Until recently, most experts anticipated that the "Third Space Age" would be dominated by commercial enterprises, driven by the rapid growth of private firms like SpaceX. This surge has resulted in lower costs, more countries joining the space race, and a greater variety of objects being launched into space. See the graph below:

Source: Our World in Data

However, amidst escalating international conflicts, space technology such as satellites and rockets are drawing increased government attention, likely resulting in greater government intervention. In recent years, from the United States to Europe, the state has re-entered the space sector.
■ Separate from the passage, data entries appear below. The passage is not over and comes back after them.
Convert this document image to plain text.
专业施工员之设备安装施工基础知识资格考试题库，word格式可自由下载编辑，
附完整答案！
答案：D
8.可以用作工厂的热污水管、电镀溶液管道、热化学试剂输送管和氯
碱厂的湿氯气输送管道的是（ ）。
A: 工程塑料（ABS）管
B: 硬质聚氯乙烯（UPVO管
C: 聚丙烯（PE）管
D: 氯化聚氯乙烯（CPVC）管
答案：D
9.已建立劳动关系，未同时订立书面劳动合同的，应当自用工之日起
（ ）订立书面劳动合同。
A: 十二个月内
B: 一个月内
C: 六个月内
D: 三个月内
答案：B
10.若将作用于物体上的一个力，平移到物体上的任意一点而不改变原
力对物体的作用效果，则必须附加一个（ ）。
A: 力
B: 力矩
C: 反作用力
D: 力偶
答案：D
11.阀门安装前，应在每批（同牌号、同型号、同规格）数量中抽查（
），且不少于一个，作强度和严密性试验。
The war in Ukraine is likely to accelerate this trend:

  • In 2019, the US established Space Force, its first new independent military service since the U.S. Air Force in 1947. Since then, Space Force has been tasked with collaborating with private firms. For example, an exercise called Victus Nox showed that Space Force could mount and launch a new satellite within about a day, down from a typical 6-12 months, enabled by tapping into commercial technology.
  • In May 2024, the European Space Agency launched an initiative to develop a European counterpart to SpaceX, selecting two companies to pioneer commercial cargo services to the International Space Station.
  • In the Ukraine war, satellite technology has assumed a crucial role. Russia has successfully jammed Starlink, reduced the hit rate of advanced US precision guided missiles (which are connected to satellite) to less than 10% (leading the Ukrainian army to stop using these expensive ammunitions) and Russia is rumored to have developed a nuclear-powered anti-satellite weapon that could be launched into orbit.

As the state re-engages with space, technologies like satellites and rockets are likely to see increased government intervention, primarily through fiscal support. This shift would make space technology part of the broader push towards autarky, similar to recent developments in the energy and semiconductor industries. Coupled with a thriving commercial sector—exemplified by SpaceX's new vehicles that could reduce the cost per kilogram to low Earth orbit by 50–80 times—significant technological advancements are likely in the coming years. This progress could be further accelerated by industry consolidation, such as SES's recent acquisition of Intelsat.